Goldsworthy is best known as a military historian, and his accounts of Caesar's campaigns and feats of generalship are detailed, clear, and always interesting. Caesar's confidence, inventiveness, and willingness to try unusual tactics put me in the mind of Ulysses Grant (though without Grant's crucial willingness to invest trusted subordinates with great freedom and power (and yes, I realize I'm drawing the line of influence in the wrong direction)). Caesar himself remains, necessarily, something of a cipher: he is, as expected, smart, canny, and ferociously ambitious, and he inspires great loyalty in his soldiers, but he is also at various times brutal, merciful, egalitarian, authoritarian, friendly, and cold. The gaps in historical knowledge, along with the uncertain motivations of those of his near-contemporaries whose writings have reached us, force those contradictions to remain unresolved and Caesar, thus, to remain a complicated figure.

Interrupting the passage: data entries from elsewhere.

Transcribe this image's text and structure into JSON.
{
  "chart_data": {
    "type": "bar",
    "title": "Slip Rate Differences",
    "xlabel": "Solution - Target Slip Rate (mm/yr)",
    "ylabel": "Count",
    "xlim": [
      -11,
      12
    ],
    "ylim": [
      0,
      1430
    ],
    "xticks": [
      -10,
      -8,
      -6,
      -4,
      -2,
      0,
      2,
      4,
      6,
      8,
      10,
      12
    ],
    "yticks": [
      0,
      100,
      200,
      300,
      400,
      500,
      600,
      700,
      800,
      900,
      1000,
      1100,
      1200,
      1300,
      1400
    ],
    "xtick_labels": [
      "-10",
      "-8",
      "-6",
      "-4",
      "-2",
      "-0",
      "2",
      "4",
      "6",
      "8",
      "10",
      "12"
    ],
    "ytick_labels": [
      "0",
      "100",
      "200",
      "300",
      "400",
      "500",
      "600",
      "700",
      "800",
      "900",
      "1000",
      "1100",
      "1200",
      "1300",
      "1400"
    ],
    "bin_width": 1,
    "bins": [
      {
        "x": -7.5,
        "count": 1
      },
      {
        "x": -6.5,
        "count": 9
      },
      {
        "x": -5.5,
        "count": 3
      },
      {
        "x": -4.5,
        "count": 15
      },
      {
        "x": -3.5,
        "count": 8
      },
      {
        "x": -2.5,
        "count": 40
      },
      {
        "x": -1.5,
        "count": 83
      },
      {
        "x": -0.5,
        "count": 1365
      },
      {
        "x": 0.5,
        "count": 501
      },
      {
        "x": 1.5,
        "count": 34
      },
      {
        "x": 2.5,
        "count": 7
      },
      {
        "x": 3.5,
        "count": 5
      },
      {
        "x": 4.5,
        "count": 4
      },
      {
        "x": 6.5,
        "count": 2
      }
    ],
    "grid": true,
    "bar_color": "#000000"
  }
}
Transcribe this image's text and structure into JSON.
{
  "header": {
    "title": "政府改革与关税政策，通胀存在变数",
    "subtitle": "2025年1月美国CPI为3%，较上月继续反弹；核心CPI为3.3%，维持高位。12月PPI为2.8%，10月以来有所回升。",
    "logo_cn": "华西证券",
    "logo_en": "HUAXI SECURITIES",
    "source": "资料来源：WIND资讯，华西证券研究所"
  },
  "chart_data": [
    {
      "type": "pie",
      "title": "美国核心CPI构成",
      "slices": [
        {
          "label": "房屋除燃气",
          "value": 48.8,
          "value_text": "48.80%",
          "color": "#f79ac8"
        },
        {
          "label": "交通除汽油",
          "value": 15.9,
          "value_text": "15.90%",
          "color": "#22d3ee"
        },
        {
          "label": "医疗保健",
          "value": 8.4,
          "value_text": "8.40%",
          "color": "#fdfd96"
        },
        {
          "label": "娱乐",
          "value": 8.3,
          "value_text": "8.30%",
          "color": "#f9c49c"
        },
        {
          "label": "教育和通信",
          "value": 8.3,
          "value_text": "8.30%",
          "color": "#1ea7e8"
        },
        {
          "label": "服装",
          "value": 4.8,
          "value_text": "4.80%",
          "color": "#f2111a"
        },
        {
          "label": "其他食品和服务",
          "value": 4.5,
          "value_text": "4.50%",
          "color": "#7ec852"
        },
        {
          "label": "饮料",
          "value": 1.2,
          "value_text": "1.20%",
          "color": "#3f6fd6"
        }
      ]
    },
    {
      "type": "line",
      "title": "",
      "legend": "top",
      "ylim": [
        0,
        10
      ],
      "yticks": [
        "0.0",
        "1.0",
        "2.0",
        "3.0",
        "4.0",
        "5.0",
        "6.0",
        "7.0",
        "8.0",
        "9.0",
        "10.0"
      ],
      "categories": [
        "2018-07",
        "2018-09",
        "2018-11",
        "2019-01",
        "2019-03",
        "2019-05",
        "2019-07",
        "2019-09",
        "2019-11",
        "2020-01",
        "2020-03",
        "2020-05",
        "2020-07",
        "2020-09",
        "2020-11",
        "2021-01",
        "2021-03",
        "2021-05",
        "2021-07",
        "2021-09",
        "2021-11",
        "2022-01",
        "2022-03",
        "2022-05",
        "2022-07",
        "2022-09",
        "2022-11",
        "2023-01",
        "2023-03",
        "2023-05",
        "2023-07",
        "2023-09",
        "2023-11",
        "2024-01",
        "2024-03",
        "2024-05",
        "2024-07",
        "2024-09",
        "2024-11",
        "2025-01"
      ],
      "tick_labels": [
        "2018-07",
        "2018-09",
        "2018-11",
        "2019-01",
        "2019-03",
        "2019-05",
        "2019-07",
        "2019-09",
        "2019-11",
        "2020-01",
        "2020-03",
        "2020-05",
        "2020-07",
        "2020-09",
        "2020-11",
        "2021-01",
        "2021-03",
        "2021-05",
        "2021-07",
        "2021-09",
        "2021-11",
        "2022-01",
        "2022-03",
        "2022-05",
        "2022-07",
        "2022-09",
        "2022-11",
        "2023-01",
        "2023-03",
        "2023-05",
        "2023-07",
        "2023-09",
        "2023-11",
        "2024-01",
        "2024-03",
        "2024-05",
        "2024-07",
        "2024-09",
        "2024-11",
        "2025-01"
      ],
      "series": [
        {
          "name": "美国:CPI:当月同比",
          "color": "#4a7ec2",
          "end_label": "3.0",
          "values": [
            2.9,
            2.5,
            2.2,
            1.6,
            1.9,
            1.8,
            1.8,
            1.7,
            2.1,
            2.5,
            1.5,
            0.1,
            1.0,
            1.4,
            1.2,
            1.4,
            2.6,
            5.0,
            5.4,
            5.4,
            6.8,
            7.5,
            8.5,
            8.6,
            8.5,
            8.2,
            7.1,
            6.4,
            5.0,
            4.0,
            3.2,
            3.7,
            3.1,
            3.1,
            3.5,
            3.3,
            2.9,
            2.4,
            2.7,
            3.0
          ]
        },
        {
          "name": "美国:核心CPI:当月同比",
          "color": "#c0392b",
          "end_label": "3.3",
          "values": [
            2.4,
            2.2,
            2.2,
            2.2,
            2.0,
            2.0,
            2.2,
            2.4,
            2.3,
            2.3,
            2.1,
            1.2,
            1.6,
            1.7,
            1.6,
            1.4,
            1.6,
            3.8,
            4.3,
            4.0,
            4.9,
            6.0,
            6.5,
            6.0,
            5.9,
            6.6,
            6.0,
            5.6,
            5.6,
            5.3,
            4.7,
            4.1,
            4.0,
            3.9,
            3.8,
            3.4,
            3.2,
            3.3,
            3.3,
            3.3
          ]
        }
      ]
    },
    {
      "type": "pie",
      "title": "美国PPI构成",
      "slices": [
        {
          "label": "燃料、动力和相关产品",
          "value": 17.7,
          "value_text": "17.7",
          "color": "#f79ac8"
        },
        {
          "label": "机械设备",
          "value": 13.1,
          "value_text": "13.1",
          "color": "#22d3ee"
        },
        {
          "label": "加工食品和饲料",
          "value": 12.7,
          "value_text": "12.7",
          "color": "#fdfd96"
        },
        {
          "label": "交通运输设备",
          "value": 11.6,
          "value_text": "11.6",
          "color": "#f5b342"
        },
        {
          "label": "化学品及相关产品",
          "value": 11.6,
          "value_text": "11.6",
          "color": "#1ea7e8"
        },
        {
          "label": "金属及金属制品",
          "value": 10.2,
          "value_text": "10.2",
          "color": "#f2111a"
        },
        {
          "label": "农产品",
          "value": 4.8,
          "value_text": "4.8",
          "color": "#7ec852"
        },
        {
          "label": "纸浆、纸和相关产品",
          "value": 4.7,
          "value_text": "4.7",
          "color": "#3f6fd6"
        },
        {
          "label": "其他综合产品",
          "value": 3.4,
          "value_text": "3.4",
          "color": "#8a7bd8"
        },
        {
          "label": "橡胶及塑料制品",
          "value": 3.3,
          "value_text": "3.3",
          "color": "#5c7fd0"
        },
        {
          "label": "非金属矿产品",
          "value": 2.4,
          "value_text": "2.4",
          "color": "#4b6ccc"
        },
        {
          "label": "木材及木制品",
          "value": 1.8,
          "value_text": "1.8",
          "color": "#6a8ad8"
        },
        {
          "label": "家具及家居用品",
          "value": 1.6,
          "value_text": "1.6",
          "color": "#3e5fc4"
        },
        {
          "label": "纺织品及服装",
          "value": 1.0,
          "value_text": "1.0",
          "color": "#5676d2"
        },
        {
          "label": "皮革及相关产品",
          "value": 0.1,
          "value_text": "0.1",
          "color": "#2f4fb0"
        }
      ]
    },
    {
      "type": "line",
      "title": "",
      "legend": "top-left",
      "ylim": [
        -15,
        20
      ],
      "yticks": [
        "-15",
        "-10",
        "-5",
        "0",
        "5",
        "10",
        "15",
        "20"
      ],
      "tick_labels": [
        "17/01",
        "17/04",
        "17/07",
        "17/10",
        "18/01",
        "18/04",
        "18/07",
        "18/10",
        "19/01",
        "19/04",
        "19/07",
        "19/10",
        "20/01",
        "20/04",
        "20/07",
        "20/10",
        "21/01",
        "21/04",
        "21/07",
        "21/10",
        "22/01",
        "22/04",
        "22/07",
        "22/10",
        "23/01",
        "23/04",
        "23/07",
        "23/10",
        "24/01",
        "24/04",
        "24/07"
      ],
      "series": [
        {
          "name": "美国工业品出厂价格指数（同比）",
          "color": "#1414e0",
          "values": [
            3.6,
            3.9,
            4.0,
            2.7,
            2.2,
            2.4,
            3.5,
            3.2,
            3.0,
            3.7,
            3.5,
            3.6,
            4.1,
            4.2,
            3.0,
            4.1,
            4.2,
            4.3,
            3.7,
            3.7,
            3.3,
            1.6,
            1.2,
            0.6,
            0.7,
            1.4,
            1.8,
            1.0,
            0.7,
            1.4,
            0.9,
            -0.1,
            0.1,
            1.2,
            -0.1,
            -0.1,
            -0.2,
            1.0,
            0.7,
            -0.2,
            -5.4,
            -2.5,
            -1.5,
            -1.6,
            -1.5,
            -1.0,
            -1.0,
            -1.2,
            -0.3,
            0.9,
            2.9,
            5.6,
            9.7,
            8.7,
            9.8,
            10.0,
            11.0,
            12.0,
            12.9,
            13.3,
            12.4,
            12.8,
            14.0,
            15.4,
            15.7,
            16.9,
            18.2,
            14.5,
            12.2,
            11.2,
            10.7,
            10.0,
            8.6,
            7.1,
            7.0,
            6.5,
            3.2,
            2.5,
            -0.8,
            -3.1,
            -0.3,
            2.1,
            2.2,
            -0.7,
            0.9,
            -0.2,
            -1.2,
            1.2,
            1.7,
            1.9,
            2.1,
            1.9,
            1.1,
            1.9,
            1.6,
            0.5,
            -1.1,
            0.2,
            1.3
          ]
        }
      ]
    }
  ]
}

Throughout the book, Goldsworthy draws on Cicero, to whose copious writings we trace so much of our knowledge of the period, and who is one of the most perpetually interesting Romans. Brilliant and ambitious, and with a deep understanding of human nature and the uses of power, he is forever building and maintaining alliances, like a man who lives in the shadow of an enormous dike and knows the dangers of inattention. But his principles are only as strong as his backers, and in his craven willingness to blow with the prevailing winds, to change in whatever way is needed to preserve himself, his power, and his image as a statesman, he reminded me of no one so much as Joe Lieberman. Cicero at least lived in a time in which to fail to make self-preservation a priority might mean one's life; all Lieberman gets out of the deal is an occasional kiss from the Derelict in Chief and a ready chair on the Sunday morning blowhard shows.
Goldsworthy also does well with what is, for me, the most important job of the Roman historian: relating the detailed anecdotes that make the individual Roman leaders, and their ridiculously dramatic lives and deaths. For example, here's how he tells of the gruesome end of Cato the Younger, who, defeated by Caesar in the Civil War, found himself with the choice to flee, surrender, or commit suicide. Retiring to his room,
He complained when he noticed that his son and servants had removed his sword, and insisted that they return it, but then went back to his reading. His choice of work was significant, Plato's Phaedo, a discussion on the immortality of the soul, but throughout his life he had pursued the study of philosophy. Finally, without warning, he stopped reading, took up his sword and stabbed himself in the stomach. Teh wound was bad, but not immediately mortal, and once they heard the commotion his son and slaves rushed to him. A doctor was brought and Cato's wound cleansed and bound up. However, he had never lacked determination or courage, and once they had gone the forty-eight-year-old tore open the stitches and began ripping out his own entrails. he was dead before they could restrain him. When Casear heard the news he said that he bitterly begrudged the opportunity of pardoning his most determined opponent, but to a great extent Cato had acted out of a desire to avoid his enemy's mercy.
Of such detail, a remarkable amount of which has come down to us through the millennia, are the attractions of Roman history woven. Its mix of personalities and events makes it inexhaustible; the more I read about the classical world, the more easily I understand early curricula that focused on it to the exclusion of all else. At the very least, you'd never be bored.